Gadis itu menempelkan ujng yang lain dari benda putih itu di bibirnya. Sejenak, ia menghisap dalam-dalam benda itu, lalu kepulan asap keluar dari mulut serta hidung mungilnya, menyebabkan aroma khas benda itu menyebar bersama udara ke segala sudut ruangan besar itu. Gadis itu seolah-olah tak peduli pada tiga pemuda yang sedari tadi mengawasi kegiatannya. Ia benar-benar tak peduli.
"Haah….Rukia, sebenarnya kau kenapa?" Salah satu dari tiga pemuda yang tengah tiduran di sofa hijau dalam ruangan itu akhirnya mengelurakan suara untuk membuang rasa bosannya. Rambut merahnya yang di kuncir ke belakang tampak tetap tertata rapi. Gelas bening berisi wine yang di pegannya ia letakkan di atas meja.
"Apakah kau tahu seberapa bahayanya benda yang ada di tanganmu itu?" Suara dingin namun tegas itu tetap tak menarik perhatian gadis yang beginya sudah seperti adiknya sendiri. Pemuda berambut salju itu menyeruput sedikit wine dari kristal bening yang di pegangnya sedari tadi. Mata pemuda itu menatap serius layer televise yang menyajikan gambar-gambar bergerak.
"Tak usah pedulikan aku!" Guman gadis itu. Tangan kirinya ia gerakkan untuk mengambil gelas wine nya, lalu ia teguk habis cairan itu yang semula berisi setengah dari tempatnya.
"Bagaimana bias aku tak peduli padamu?" Teriak pemuda yang berdiri tak jauh dari tempat gadis itu berdiri. Raut wajah pemuda itu tampak kesal. Rahang bawahnya bergerak tanda bahwa ia benar-benar kesal pada tingkah gadis yang ia sayangi. Di tempelkannya kristal bening tepat di pipinya yang memiliki tato dengan angka '69' untuk sebisa mungkin tidak meluapkan amarahnya secara berlebihan.

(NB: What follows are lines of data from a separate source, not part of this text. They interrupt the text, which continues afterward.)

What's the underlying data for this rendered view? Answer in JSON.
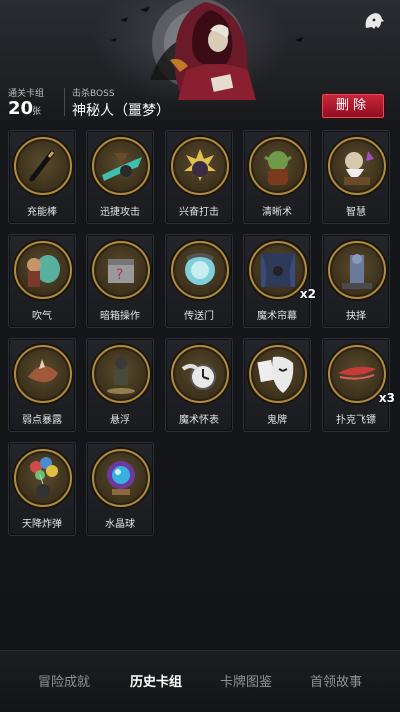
{
  "header": {
    "cards_label": "通关卡组",
    "cards_count": "20",
    "cards_unit": "张",
    "boss_label": "击杀BOSS",
    "boss_name": "神秘人（噩梦）",
    "delete_label": "删除"
  },
  "cards": [
    {
      "name": "充能棒",
      "icon": "wand-icon"
    },
    {
      "name": "迅捷攻击",
      "icon": "swift-attack-icon"
    },
    {
      "name": "兴奋打击",
      "icon": "excited-strike-icon"
    },
    {
      "name": "清晰术",
      "icon": "goblin-clarity-icon"
    },
    {
      "name": "智慧",
      "icon": "wise-man-icon"
    },
    {
      "name": "吹气",
      "icon": "balloon-blow-icon"
    },
    {
      "name": "暗箱操作",
      "icon": "mystery-box-icon"
    },
    {
      "name": "传送门",
      "icon": "portal-icon"
    },
    {
      "name": "魔术帘幕",
      "icon": "magic-curtain-icon",
      "count": "x2"
    },
    {
      "name": "抉择",
      "icon": "statue-choice-icon"
    },
    {
      "name": "弱点暴露",
      "icon": "weakness-icon"
    },
    {
      "name": "悬浮",
      "icon": "levitation-icon"
    },
    {
      "name": "魔术怀表",
      "icon": "pocket-watch-icon"
    },
    {
      "name": "鬼牌",
      "icon": "joker-mask-icon"
    },
    {
      "name": "扑克飞镖",
      "icon": "poker-dart-icon",
      "count": "x3"
    },
    {
      "name": "天降炸弹",
      "icon": "balloon-bomb-icon"
    },
    {
      "name": "水晶球",
      "icon": "crystal-ball-icon"
    }
  ],
  "tabs": [
    {
      "label": "冒险成就",
      "active": false
    },
    {
      "label": "历史卡组",
      "active": true
    },
    {
      "label": "卡牌图鉴",
      "active": false
    },
    {
      "label": "首领故事",
      "active": false
    }
  ],
  "colors": {
    "delete_red": "#c8263a",
    "card_rim": "#b08a3e",
    "background": "#121417"
  }
}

"Dengar! Kau piker kami tidak bisa menebak apa masalahmu, hah?" Nada bicara pemuda itu mulai meninggi. "Kau bertengkar lagi dengan Ichigo, kan?"
"Hisagi, diam kau!" Bentak gadis itu tanpa menoleh padanya. "Jangan biarkan telingaku mendengar lagi nama itu!"

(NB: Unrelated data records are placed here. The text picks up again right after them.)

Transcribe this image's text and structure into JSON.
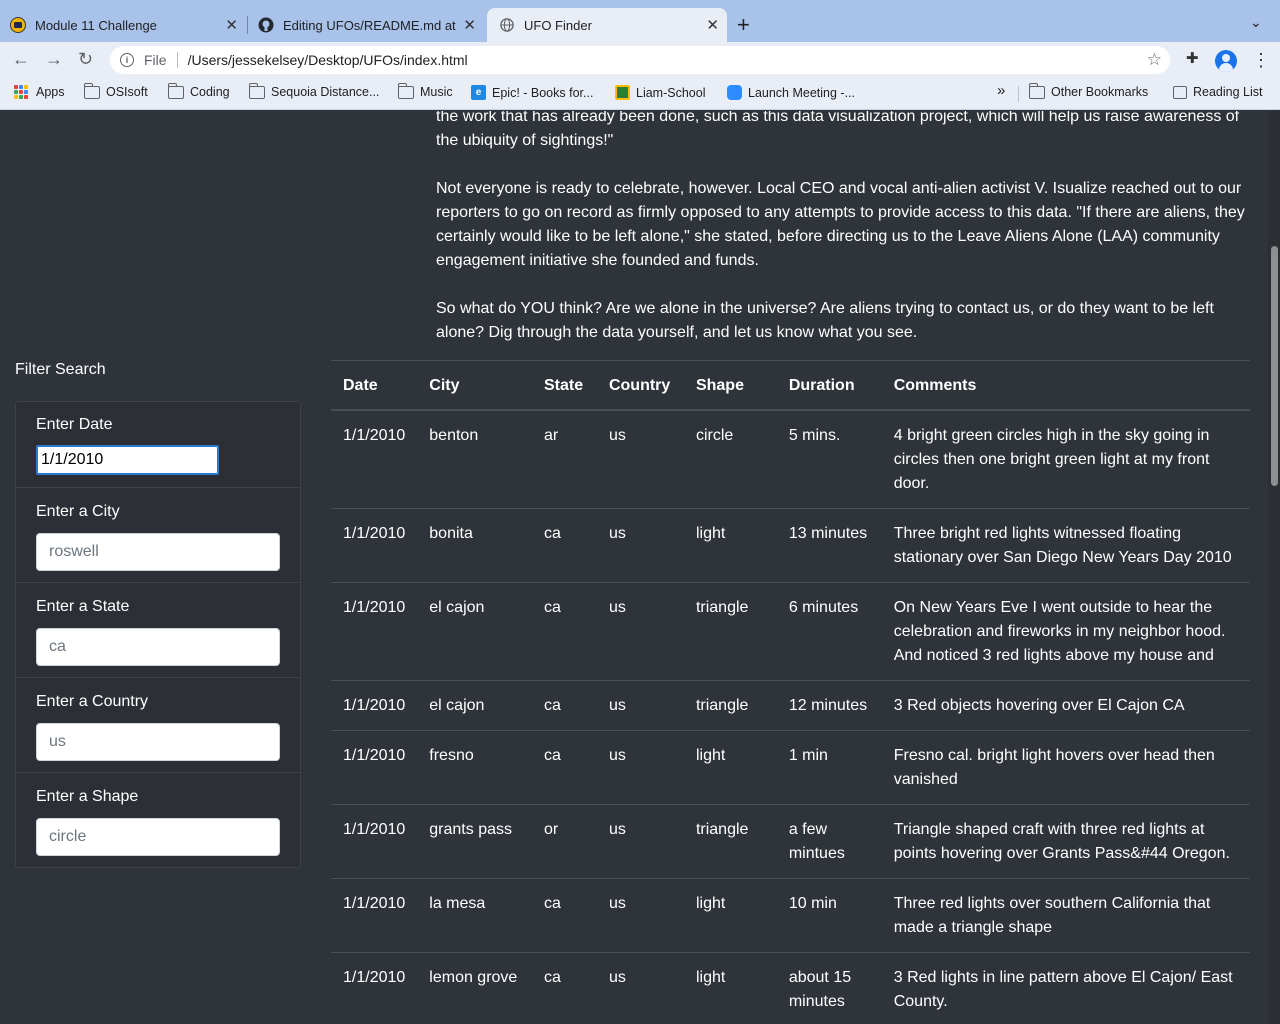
{
  "browser": {
    "tabs": [
      {
        "title": "Module 11 Challenge",
        "close": "✕"
      },
      {
        "title": "Editing UFOs/README.md at m",
        "close": "✕"
      },
      {
        "title": "UFO Finder",
        "close": "✕"
      }
    ],
    "new_tab": "+",
    "tab_menu": "⌄",
    "url_scheme": "File",
    "url_path": "/Users/jessekelsey/Desktop/UFOs/index.html",
    "bookmarks": [
      {
        "label": "Apps"
      },
      {
        "label": "OSIsoft"
      },
      {
        "label": "Coding"
      },
      {
        "label": "Sequoia Distance..."
      },
      {
        "label": "Music"
      },
      {
        "label": "Epic! - Books for..."
      },
      {
        "label": "Liam-School"
      },
      {
        "label": "Launch Meeting -..."
      }
    ],
    "overflow": "»",
    "other_bookmarks": "Other Bookmarks",
    "reading_list": "Reading List"
  },
  "article": {
    "paragraphs": [
      "the work that has already been done, such as this data visualization project, which will help us raise awareness of the ubiquity of sightings!\"",
      "Not everyone is ready to celebrate, however. Local CEO and vocal anti-alien activist V. Isualize reached out to our reporters to go on record as firmly opposed to any attempts to provide access to this data. \"If there are aliens, they certainly would like to be left alone,\" she stated, before directing us to the Leave Aliens Alone (LAA) community engagement initiative she founded and funds.",
      "So what do YOU think? Are we alone in the universe? Are aliens trying to contact us, or do they want to be left alone? Dig through the data yourself, and let us know what you see."
    ]
  },
  "filters": {
    "title": "Filter Search",
    "date": {
      "label": "Enter Date",
      "value": "1/1/2010"
    },
    "city": {
      "label": "Enter a City",
      "placeholder": "roswell"
    },
    "state": {
      "label": "Enter a State",
      "placeholder": "ca"
    },
    "country": {
      "label": "Enter a Country",
      "placeholder": "us"
    },
    "shape": {
      "label": "Enter a Shape",
      "placeholder": "circle"
    }
  },
  "table": {
    "headers": [
      "Date",
      "City",
      "State",
      "Country",
      "Shape",
      "Duration",
      "Comments"
    ],
    "rows": [
      [
        "1/1/2010",
        "benton",
        "ar",
        "us",
        "circle",
        "5 mins.",
        "4 bright green circles high in the sky going in circles then one bright green light at my front door."
      ],
      [
        "1/1/2010",
        "bonita",
        "ca",
        "us",
        "light",
        "13 minutes",
        "Three bright red lights witnessed floating stationary over San Diego New Years Day 2010"
      ],
      [
        "1/1/2010",
        "el cajon",
        "ca",
        "us",
        "triangle",
        "6 minutes",
        "On New Years Eve I went outside to hear the celebration and fireworks in my neighbor hood. And noticed 3 red lights above my house and"
      ],
      [
        "1/1/2010",
        "el cajon",
        "ca",
        "us",
        "triangle",
        "12 minutes",
        "3 Red objects hovering over El Cajon CA"
      ],
      [
        "1/1/2010",
        "fresno",
        "ca",
        "us",
        "light",
        "1 min",
        "Fresno cal. bright light hovers over head then vanished"
      ],
      [
        "1/1/2010",
        "grants pass",
        "or",
        "us",
        "triangle",
        "a few mintues",
        "Triangle shaped craft with three red lights at points hovering over Grants Pass&#44 Oregon."
      ],
      [
        "1/1/2010",
        "la mesa",
        "ca",
        "us",
        "light",
        "10 min",
        "Three red lights over southern California that made a triangle shape"
      ],
      [
        "1/1/2010",
        "lemon grove",
        "ca",
        "us",
        "light",
        "about 15 minutes",
        "3 Red lights in line pattern above El Cajon/ East County."
      ]
    ]
  }
}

"Munafik." Umpat pemuda berambut salju dengan penuh penekanan. "Bilang saja kau nasih belum bisa menerima kenyataan bahwa kau dan Ichigo menjadi saudara tiri."
"TOUSHIRO, kau juga diam!" Bentak gadis itu lagi.
""MUNAFIK!"
"DIAM!"
PRANG!
Nafas gadis itu terengah-engah tanda bahwa dia benar-benar mencapai puncak kemarahanny. Mata violet gelap itu menatap nanar pecahan gelas yang tadi di bantingnya ke lantai.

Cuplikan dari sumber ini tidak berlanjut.